How The Fight For $15 Is Preparing For A Trump Administration

Minimum wage protesters planned to pressure Hillary Clinton to live up to her promises. Now they want the Trump administration to know they won't back down.

The Fight for 15 minimum wage movement marked its four-year anniversary with a string of protests and work stoppages on Tuesday, with its leaders acknowledging that as Donald Trump prepares to move into the White House — and Republicans maintain control of Congress — the next four years could be a much harder fight than the last.

"We do have a tone change," Fight for 15 National Organizing Director Kendall Fells told BuzzFeed News on Tuesday afternoon amid helping arrested protesters get out of jail in New York. "The change is to 'we’re not going to back down' and 'we’re not going to be bullied.'"

Minimum wage protesters would have stayed in the streets if Hillary Clinton had been elected, Fells said. "The message may have just been different — more, 'you said you wanted to be our champion, now it’s time to deliver.'"

Members of the movement now speak of a renewed focus on supporting undocumented workers, partnerships with immigrant rights groups, the Black Lives Matter movement, and native rights organizations. One of the few signals during the day of the newly oppositional White House were the slogans "Not one step back" and "We won't back down, on signs and T-shirts at protests across the country.

Organizers are preparing for the possibility of an outspoken opponent of minimum wage increases taking a key position in the Trump cabinet. The president-elect has yet to appoint a labor secretary, and is said to be considering Andy Puzder, CEO of CKE Restaurants, the parent company of fast-food chains Carl’s Jr. and Hardee’s.

As president, Trump will also appoint board members of the National Labor Relations Board (NLRB). A majority on the NLRB could reverse labor-friendly decisions made in the Obama era — including one that expanded the definition of "joint-employer," allowing fast-food businesses to be considered partly responsible for the pay and working conditions in restaurants owned by their franchisees. The ruling was a crucial step in the Fight for $15 strategy of pressuring restaurant giants like McDonald's to raise pay.

On Tuesday, allies of the minimum wage movement took stock of its achievements so far. The left-leaning National Employment Law Project (NELP) released a new report calculating that 19 million workers will benefit from raises won through worker actions in the last four years.

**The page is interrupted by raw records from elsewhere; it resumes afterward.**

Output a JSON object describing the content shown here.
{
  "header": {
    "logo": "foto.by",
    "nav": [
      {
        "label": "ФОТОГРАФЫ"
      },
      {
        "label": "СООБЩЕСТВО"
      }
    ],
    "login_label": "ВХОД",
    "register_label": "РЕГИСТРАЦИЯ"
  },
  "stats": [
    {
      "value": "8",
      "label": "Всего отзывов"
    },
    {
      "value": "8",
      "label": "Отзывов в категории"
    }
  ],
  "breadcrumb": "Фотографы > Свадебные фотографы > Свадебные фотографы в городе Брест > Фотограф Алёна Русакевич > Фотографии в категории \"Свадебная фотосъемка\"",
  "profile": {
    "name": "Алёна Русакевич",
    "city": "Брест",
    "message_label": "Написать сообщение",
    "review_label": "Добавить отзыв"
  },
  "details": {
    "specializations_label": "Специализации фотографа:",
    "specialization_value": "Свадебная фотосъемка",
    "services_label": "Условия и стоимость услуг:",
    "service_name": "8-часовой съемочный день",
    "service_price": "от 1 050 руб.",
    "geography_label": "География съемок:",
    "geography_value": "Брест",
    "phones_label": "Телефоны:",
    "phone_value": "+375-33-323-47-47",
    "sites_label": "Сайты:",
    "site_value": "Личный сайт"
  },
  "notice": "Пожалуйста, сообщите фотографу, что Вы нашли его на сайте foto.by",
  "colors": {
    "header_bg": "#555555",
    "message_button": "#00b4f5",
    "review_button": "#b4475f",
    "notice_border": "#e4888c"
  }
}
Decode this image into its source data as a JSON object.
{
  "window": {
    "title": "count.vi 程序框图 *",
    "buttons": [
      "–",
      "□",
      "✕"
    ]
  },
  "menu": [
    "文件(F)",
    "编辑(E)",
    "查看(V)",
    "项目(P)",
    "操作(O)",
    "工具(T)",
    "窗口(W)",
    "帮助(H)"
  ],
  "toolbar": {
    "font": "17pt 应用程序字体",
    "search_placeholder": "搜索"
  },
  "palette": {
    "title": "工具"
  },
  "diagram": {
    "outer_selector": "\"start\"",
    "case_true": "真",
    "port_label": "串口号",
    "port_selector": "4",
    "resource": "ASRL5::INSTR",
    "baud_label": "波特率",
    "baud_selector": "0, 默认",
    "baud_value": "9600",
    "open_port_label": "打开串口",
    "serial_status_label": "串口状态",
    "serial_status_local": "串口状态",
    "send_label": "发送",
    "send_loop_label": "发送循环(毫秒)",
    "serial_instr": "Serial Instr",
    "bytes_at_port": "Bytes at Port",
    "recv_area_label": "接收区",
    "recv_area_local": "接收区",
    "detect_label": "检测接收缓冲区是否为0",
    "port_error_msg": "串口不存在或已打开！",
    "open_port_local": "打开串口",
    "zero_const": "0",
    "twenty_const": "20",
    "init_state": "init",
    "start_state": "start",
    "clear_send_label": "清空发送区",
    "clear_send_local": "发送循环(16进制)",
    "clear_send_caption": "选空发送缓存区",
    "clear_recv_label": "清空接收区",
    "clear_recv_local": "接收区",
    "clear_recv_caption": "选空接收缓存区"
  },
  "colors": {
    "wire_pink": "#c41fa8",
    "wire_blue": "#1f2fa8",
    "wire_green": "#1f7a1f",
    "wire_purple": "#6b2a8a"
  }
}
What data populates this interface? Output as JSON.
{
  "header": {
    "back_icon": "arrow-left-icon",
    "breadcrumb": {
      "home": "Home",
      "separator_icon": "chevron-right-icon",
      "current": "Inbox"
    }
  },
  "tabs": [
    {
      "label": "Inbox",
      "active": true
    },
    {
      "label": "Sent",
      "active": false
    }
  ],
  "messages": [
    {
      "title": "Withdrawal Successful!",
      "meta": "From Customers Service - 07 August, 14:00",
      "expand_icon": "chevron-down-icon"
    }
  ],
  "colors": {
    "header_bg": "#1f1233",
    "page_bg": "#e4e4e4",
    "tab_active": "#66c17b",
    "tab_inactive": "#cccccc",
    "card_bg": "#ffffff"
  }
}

That number includes 2.1 million people who won raises this month, when voters approved minimum wage ballot initiatives in Arizona ($12 by 2020), Colorado ($12 by 2020), Maine ($12 by 2020), Washington State ($13.50 by 2020), and Flagstaff, Arizona ($15 by 2021). Fells said the movement will continue to focus on state- and city-level ballot initiatives.

“The Fight for $15’s impact towers over past congressional action because it has been propelled by what workers need – not what moderate compromise might allow,” said Christine Owens, executive director of NELP, in a statement, adding that the movement "has recast the national conversation on wages, setting $15 as the new benchmark for a strong minimum wage around the country."

Mary Kay Henry, president of the Service Employees International Union, said the successful protests demonstrate the degree to which "working people are fed up with the economic status quo," and that she expects more civil disobedience and arrests in the coming years, as activists do "whatever it takes" to draw attention to the conditions of low-paid workers.

"Just because the president-elect has said the minimum wage won’t go up or that it’s too high, that doesn’t mean we’re going to stop,” said Anggie Goddoy, a member of the movement’s National Organizing Committee. "If anything, it gives us an extra push to keep moving forward and keep fighting."